The character of Kaline in Kaline Klattermaster's Tree House was inspired by my son, Obadiah. He's now eleven, but between the ages of four and seven he was the most hilarious, peculiar little person in the world. He lived entirely in a world he created in his head, and it was highly populated and very BUSY. The most interesting thing about his imaginary world was how specific and real it was. I was reminded of the internal world of the novelist, where one character or one tree or a single sentence can give rise to a dozen pages, or to a wild and hilarious scene. Obadiah was so good at it, in fact, that one night at dinner I asked him how his brothers in the tree house were doing — what they were up to — and he talked nonstop for two hours (much to the chagrin of my older daughter). The things he said were so rich and imaginative and delightful I wish I'd recorded them, although many of them remain in my memory, along with the look in his eyes and his sense of excitement.

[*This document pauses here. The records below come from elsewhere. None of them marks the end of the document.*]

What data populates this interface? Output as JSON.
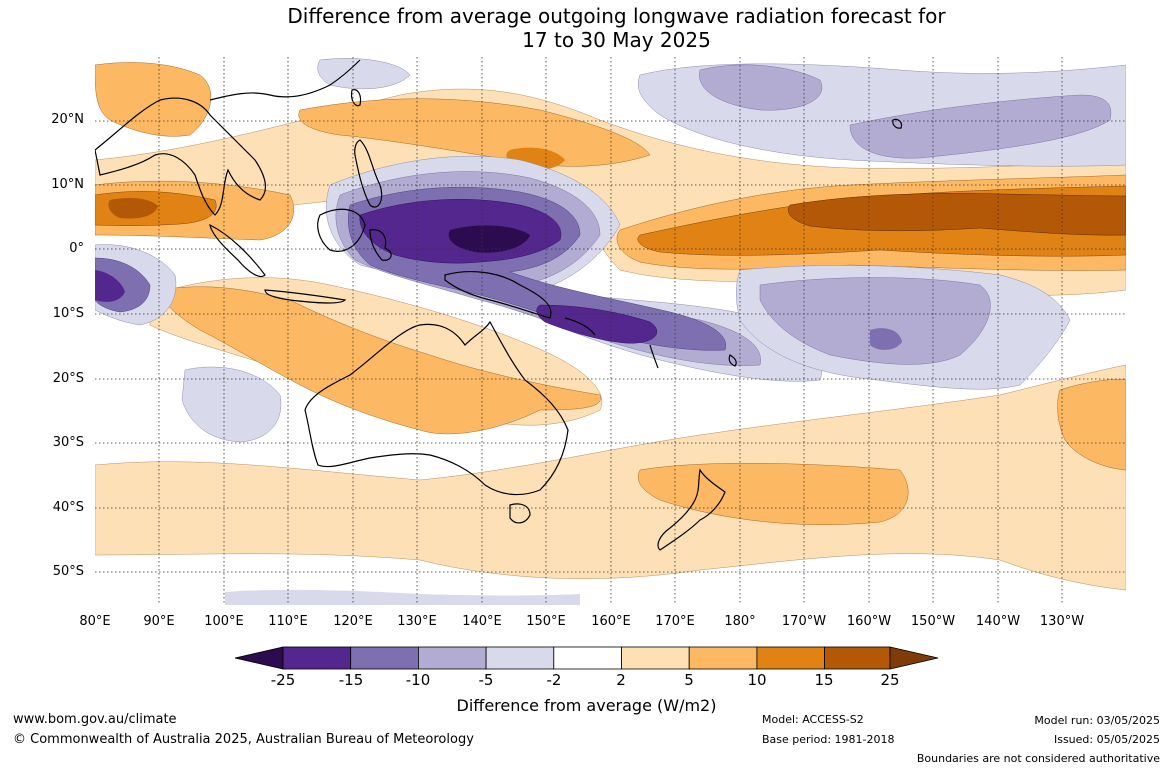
{
  "header": {
    "title_line1": "Difference from average outgoing longwave radiation forecast for",
    "title_line2": "17 to 30 May 2025"
  },
  "axes": {
    "lat_labels": [
      "20°N",
      "10°N",
      "0°",
      "10°S",
      "20°S",
      "30°S",
      "40°S",
      "50°S"
    ],
    "lon_labels": [
      "80°E",
      "90°E",
      "100°E",
      "110°E",
      "120°E",
      "130°E",
      "140°E",
      "150°E",
      "160°E",
      "170°E",
      "180°",
      "170°W",
      "160°W",
      "150°W",
      "140°W",
      "130°W"
    ]
  },
  "colorbar": {
    "title": "Difference from average (W/m2)",
    "ticks": [
      "-25",
      "-15",
      "-10",
      "-5",
      "-2",
      "2",
      "5",
      "10",
      "15",
      "25"
    ],
    "colors": [
      "#2d0b4f",
      "#54278f",
      "#7e6fb1",
      "#b2abd2",
      "#d8daeb",
      "#ffffff",
      "#fee0b6",
      "#fdb863",
      "#e08214",
      "#b35806",
      "#7f3b08"
    ]
  },
  "footer": {
    "url": "www.bom.gov.au/climate",
    "copyright": "© Commonwealth of Australia 2025, Australian Bureau of Meteorology",
    "model": "Model: ACCESS-S2",
    "base_period": "Base period: 1981-2018",
    "model_run": "Model run: 03/05/2025",
    "issued": "Issued: 05/05/2025",
    "disclaimer": "Boundaries are not considered authoritative"
  }
}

The other inspiration for the book was Obadiah's experience in school. He never sat still, he could never pay attention, he hated (and continues to loathe) holding a pencil, and his teachers, who were patient to the point of saintliness, finally asked us to have him tested by educational psychologists at Duke University. We did so, and the results were about what anyone would expect. The possibilities were special schools, medications, the standard course of action. But none of us — his dad, his sister, his grandparents included — wanted those things for him. We want him just as he is, even though he doesn't always fit in and doesn't seem to mind.


He is such a great and rare gift, that boy, and the more I thought about it the more I realized there must be thousands just like him, little people living with one parent or with grandparents, or, I don't know, a pack of friendly wolves; kids who have their own way of coping. They have their own magic, and it saves them, and it's a blessing.